Yikes! Your risk of falling increases 140% for every 10 decibels of hearing loss, which means even mild hearing loss can triple your risk of falling.
Balance problems can be disorienting, unpleasant and can increase your risk of falling. Because the ear plays a pivotal role in your equilibrium, many balance disorders can be traced back to problems within the inner ear.
Balance testing helps determine how well your inner ears are functioning and communicating with the balance centers of your brain. If you’re experiencing vertigo or dizziness, for example, balance testing can help you identify the root cause and get you steady on your feet again.
What are the top types of balance testing?
Because there are several different causes of balance issues, we use a variety of diagnostic tools.
Electronystagmography (ENG) testing
Electronystagmography (ENG) is often referred to as “Balance Testing.” ENG is popular in part because it’s also incredibly flexible. ENG diagnostics can test for a multitude of balance disorders.
During an ENG test, you will be fitted with special goggles or a headpiece. This device will be equipped with tiny cameras that will closely watch and monitor your eye movement. By exposing your eyes to various types of visual stimuli, ENG diagnostics can collect a wide range of data concerning how you and your body handle balance.
Electrodes placed on the head will also collect data regarding how your inner ear is collecting and transmitting electrical signals. That way, if there’s a problem with the inner ear, the diagnostic will identify it.
During your ENG test:
- Electrodes will be placed on your forehead and around your eyes.
- Cameras will be positioned to closely monitor and record your eye movements.
- During the test, you’ll probably be asked to look up, down, or follow the movements of a dot of light. Some tests may vary. For example, you might first be asked to watch a stationary white dot against a black background. The progression of visual tasks will change depending on your symptoms.
- Your ear may be exposed to water or warm air, depending on the type of test.
- All of the data gathered will be recorded and fed into the diagnostic device. Your specialist can use this data to make a diagnosis or refer to more testing.
After your ENG test, you should avoid rubbing your eyes (paste is used to attach the electrodes, and you don’t want to spread that paste around). While an ENG diagnostic is not in any way painful, you may experience dizziness or nausea both during and after the procedure. As a result, many individuals who come in for testing are instructed to ask a family member to drive them to and from the procedure.
ENG testing can be used to uncover a wide variety of issues, including vertigo, inner ear problems, Meniere’s disease, and more.

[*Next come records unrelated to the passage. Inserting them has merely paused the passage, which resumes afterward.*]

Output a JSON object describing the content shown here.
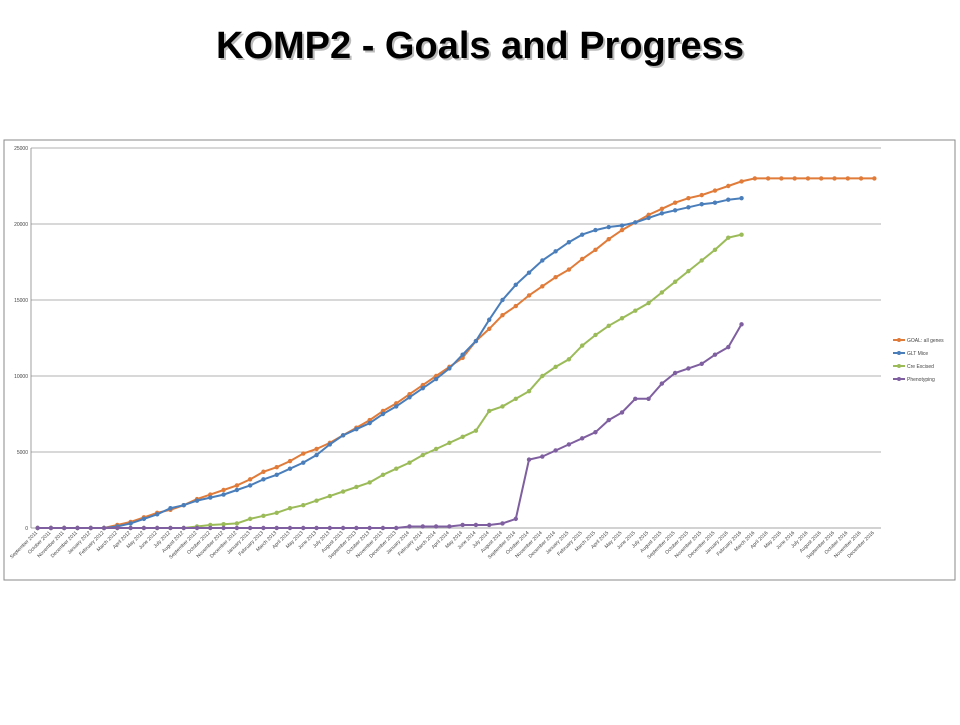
{
  "chart_data": {
    "type": "line",
    "title": "KOMP2 - Goals and Progress",
    "categories": [
      "September 2011",
      "October 2011",
      "November 2011",
      "December 2011",
      "January 2012",
      "February 2012",
      "March 2012",
      "April 2012",
      "May 2012",
      "June 2012",
      "July 2012",
      "August 2012",
      "September 2012",
      "October 2012",
      "November 2012",
      "December 2012",
      "January 2013",
      "February 2013",
      "March 2013",
      "April 2013",
      "May 2013",
      "June 2013",
      "July 2013",
      "August 2013",
      "September 2013",
      "October 2013",
      "November 2013",
      "December 2013",
      "January 2014",
      "February 2014",
      "March 2014",
      "April 2014",
      "May 2014",
      "June 2014",
      "July 2014",
      "August 2014",
      "September 2014",
      "October 2014",
      "November 2014",
      "December 2014",
      "January 2015",
      "February 2015",
      "March 2015",
      "April 2015",
      "May 2015",
      "June 2015",
      "July 2015",
      "August 2015",
      "September 2015",
      "October 2015",
      "November 2015",
      "December 2015",
      "January 2016",
      "February 2016",
      "March 2016",
      "April 2016",
      "May 2016",
      "June 2016",
      "July 2016",
      "August 2016",
      "September 2016",
      "October 2016",
      "November 2016",
      "December 2016"
    ],
    "series": [
      {
        "name": "GOAL: all genes",
        "color": "#e07b39",
        "values": [
          0,
          0,
          0,
          0,
          0,
          0,
          200,
          400,
          700,
          1000,
          1200,
          1500,
          1900,
          2200,
          2500,
          2800,
          3200,
          3700,
          4000,
          4400,
          4900,
          5200,
          5600,
          6100,
          6600,
          7100,
          7700,
          8200,
          8800,
          9400,
          10000,
          10600,
          11200,
          12300,
          13100,
          14000,
          14600,
          15300,
          15900,
          16500,
          17000,
          17700,
          18300,
          19000,
          19600,
          20100,
          20600,
          21000,
          21400,
          21700,
          21900,
          22200,
          22500,
          22800,
          23000,
          23000,
          23000,
          23000,
          23000,
          23000,
          23000,
          23000,
          23000,
          23000
        ]
      },
      {
        "name": "GLT Mice",
        "color": "#4a7ebb",
        "values": [
          0,
          0,
          0,
          0,
          0,
          0,
          100,
          300,
          600,
          900,
          1300,
          1500,
          1800,
          2000,
          2200,
          2500,
          2800,
          3200,
          3500,
          3900,
          4300,
          4800,
          5500,
          6100,
          6500,
          6900,
          7500,
          8000,
          8600,
          9200,
          9800,
          10500,
          11400,
          12300,
          13700,
          15000,
          16000,
          16800,
          17600,
          18200,
          18800,
          19300,
          19600,
          19800,
          19900,
          20100,
          20400,
          20700,
          20900,
          21100,
          21300,
          21400,
          21600,
          21700,
          null,
          null,
          null,
          null,
          null,
          null,
          null,
          null,
          null,
          null
        ]
      },
      {
        "name": "Cre Excised",
        "color": "#9bbb59",
        "values": [
          0,
          0,
          0,
          0,
          0,
          0,
          0,
          0,
          0,
          0,
          0,
          0,
          100,
          200,
          250,
          300,
          600,
          800,
          1000,
          1300,
          1500,
          1800,
          2100,
          2400,
          2700,
          3000,
          3500,
          3900,
          4300,
          4800,
          5200,
          5600,
          6000,
          6400,
          7700,
          8000,
          8500,
          9000,
          10000,
          10600,
          11100,
          12000,
          12700,
          13300,
          13800,
          14300,
          14800,
          15500,
          16200,
          16900,
          17600,
          18300,
          19100,
          19300,
          null,
          null,
          null,
          null,
          null,
          null,
          null,
          null,
          null,
          null
        ]
      },
      {
        "name": "Phenotyping",
        "color": "#7f5fa0",
        "values": [
          0,
          0,
          0,
          0,
          0,
          0,
          0,
          0,
          0,
          0,
          0,
          0,
          0,
          0,
          0,
          0,
          0,
          0,
          0,
          0,
          0,
          0,
          0,
          0,
          0,
          0,
          0,
          0,
          100,
          100,
          100,
          100,
          200,
          200,
          200,
          300,
          600,
          4500,
          4700,
          5100,
          5500,
          5900,
          6300,
          7100,
          7600,
          8500,
          8500,
          9500,
          10200,
          10500,
          10800,
          11400,
          11900,
          13400,
          null,
          null,
          null,
          null,
          null,
          null,
          null,
          null,
          null,
          null
        ]
      }
    ],
    "ylim": [
      0,
      25000
    ],
    "yticks": [
      0,
      5000,
      10000,
      15000,
      20000,
      25000
    ],
    "grid": true,
    "legend": "right"
  }
}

Electrocochleography (ECOG) testing
A special diagnostic called electrocochleography (or ECOG) is used to measure the amount of electrical potentials in the cochlea as it responds to sound. In this way, an ECOG diagnostic is similar to a VEMP test. During an ECOG test, a specialist will be able to get a sense of the pressure in your inner ear and, as a result, detect any distention of the basilar membrane.
This can help balance specialists better understand the source and the cause of your dizziness or vertigo. During an ECOG test, you will:
- Lie or sit in a reclined position.
- Have an electrode placed on your forehead and a foam electrode placed in your ear canal.
- Listen to the clicking sounds played during the test.
Some of the sounds may be loud, but an ECOG test should never be uncomfortable. There are no lingering effects from an ECOG test.
Vestibular Evoked Myogenic Potentials (VEMP) testing
In general, Vestibular Evoked Myogenic Potentials (or VEMP) testing is used to discover uncommon or unusual causes of your balance issues. This test is designed to monitor the signals sent between your inner ear and your brain. In particular, VEMP testing is looking at your vestibular nerve (located within your inner ear), which is responsible for sending balance-related messages to your brain.
During a VEMP test, you will:
- Sit in a reclined position with electrodes placed on your and your neck.
- Listen to knocking sounds.
- Lift your head slightly in various directions.
The whole procedure usually takes 60 minutes or less.
During the diagnostic, the VEMP testing will localize which side of your head (or which ear) is causing the balance issues. In this way, VEMP testing can be useful in diagnosing Meniere’s Disease, Superior Semicircular Canal Dehiscence, and Perilymphatic fistula.
VEMP testing is completely non-invasive, and there are no lingering effects.
Discover what’s causing your vertigo
If you’re having trouble with your balance, or you’ve experienced dizzy spells and bouts of vertigo, it’s definitely worth having your balance tested. These diagnostics are safe and painless. Some may induce a feeling of dizziness or nausea.
If we find that you would benefit from balance testing we will make the necessary referral to a qualified professional.